A idéia de diversificar a representação política ganhou força à esquerda. E o PSOL foi o maior beneficiário disso. Como a BBC Brasil destacou, houve uma busca geral de renovação em todos os sentidos - Boulos, 38, e Manuela, 39, são a expressão máxima do fenômeno**.
Na verdade, na ponta do lápis, a esquerda em um sentido menos amplo (sem a centro-esquerda burguesa de PDT e PSB) regrediu um pouco na representação parlamentar (devido à queda numérica de vereadores do PT e PCdoB, veja quadro). O PSOL é o partido que mais avançou. Teremos que tirar lições disso.

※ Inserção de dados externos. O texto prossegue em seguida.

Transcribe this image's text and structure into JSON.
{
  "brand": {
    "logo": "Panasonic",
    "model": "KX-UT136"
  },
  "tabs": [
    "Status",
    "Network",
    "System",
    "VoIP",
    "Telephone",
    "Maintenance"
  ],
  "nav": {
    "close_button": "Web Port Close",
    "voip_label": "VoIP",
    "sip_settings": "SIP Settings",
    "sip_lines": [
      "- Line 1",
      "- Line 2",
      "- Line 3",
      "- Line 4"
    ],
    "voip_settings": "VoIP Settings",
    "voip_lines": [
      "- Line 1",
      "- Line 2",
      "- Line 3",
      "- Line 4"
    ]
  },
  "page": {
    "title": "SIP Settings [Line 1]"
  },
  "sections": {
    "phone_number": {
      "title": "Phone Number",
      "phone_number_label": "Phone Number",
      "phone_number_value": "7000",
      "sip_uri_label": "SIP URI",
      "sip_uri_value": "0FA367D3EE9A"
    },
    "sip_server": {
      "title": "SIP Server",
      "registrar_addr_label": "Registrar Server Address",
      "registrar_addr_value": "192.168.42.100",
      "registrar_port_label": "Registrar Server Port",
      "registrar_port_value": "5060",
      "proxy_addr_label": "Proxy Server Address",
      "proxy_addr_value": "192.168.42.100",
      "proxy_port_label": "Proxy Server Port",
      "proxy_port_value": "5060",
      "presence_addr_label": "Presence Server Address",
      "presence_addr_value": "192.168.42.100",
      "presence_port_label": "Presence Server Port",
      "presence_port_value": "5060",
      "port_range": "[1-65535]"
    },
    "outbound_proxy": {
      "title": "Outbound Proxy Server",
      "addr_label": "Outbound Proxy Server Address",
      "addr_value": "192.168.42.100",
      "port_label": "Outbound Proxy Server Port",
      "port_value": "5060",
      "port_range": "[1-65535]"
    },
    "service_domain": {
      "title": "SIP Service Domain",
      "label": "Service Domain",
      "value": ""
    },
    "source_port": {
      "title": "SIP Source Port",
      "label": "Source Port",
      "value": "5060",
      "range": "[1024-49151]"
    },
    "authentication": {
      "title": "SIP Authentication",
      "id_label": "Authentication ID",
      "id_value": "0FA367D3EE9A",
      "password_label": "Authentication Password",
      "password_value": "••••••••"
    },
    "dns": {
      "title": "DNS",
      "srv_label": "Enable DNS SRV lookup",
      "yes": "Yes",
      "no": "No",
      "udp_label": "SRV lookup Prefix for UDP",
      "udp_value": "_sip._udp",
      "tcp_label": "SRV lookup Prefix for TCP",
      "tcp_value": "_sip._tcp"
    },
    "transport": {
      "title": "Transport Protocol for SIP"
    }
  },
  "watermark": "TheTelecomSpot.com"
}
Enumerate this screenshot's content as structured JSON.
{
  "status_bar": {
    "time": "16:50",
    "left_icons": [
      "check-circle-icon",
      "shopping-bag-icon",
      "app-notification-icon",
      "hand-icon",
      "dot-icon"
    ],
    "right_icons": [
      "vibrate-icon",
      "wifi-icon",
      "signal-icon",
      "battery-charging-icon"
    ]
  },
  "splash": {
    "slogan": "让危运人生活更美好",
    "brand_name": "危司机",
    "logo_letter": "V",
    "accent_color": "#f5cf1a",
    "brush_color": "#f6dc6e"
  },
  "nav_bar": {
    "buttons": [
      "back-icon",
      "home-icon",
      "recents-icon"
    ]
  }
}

É muito provável que o chamado eleitorado progressista, com preocupações sociais, ambientais, anti-racistas e feministas, nos próximos anos, se una em torno de uma identidade frontalmente anti-bolsonarista e coloque ainda mais pressão sobre a esquerda (PSOL, PT, PCdoB) para tentar seriamente alianças eleitorais viáveis para derrotar toda a direita. A ausência da esquerda no segundo turno no Rio reforça a tese, embora seja necessário superar a parte mais difícil: a recusa de Lula e uma grande parte da liderança do PT em negociar alianças sem sua hegemonia (hoje bastante contestada).
É igualmente importante, entretanto, que os pequenos e grandes sucessos e vitórias desta difícil campanha sejam, para a esquerda e o ativismo no Brasil, como gotas de chuva que fertilizam a terra, reanimando o povo para as lutas de resistência aos planos de Bolsonaro, dos governadores e prefeitos de direita neoliberal. Que a pressão pela unidade da esquerda seja principalmente a partir de baixo, nos movimentos sociais e nas comunidades, para que consigamos a força necessária para derrotar o genocida nas ruas.
(*) Devido à legislação eleitoral brasileira, as cidades com 200 mil ou mais habitantes têm direito a realizar segundo turno caso o mais votado não tenha obtido mais de 50% dos votos válidos. Este ano seriam 95, mas em 41 o primeiro colocado obteve mais de 50% dos votos. Assim, há 54 com o segundo turno em 2020.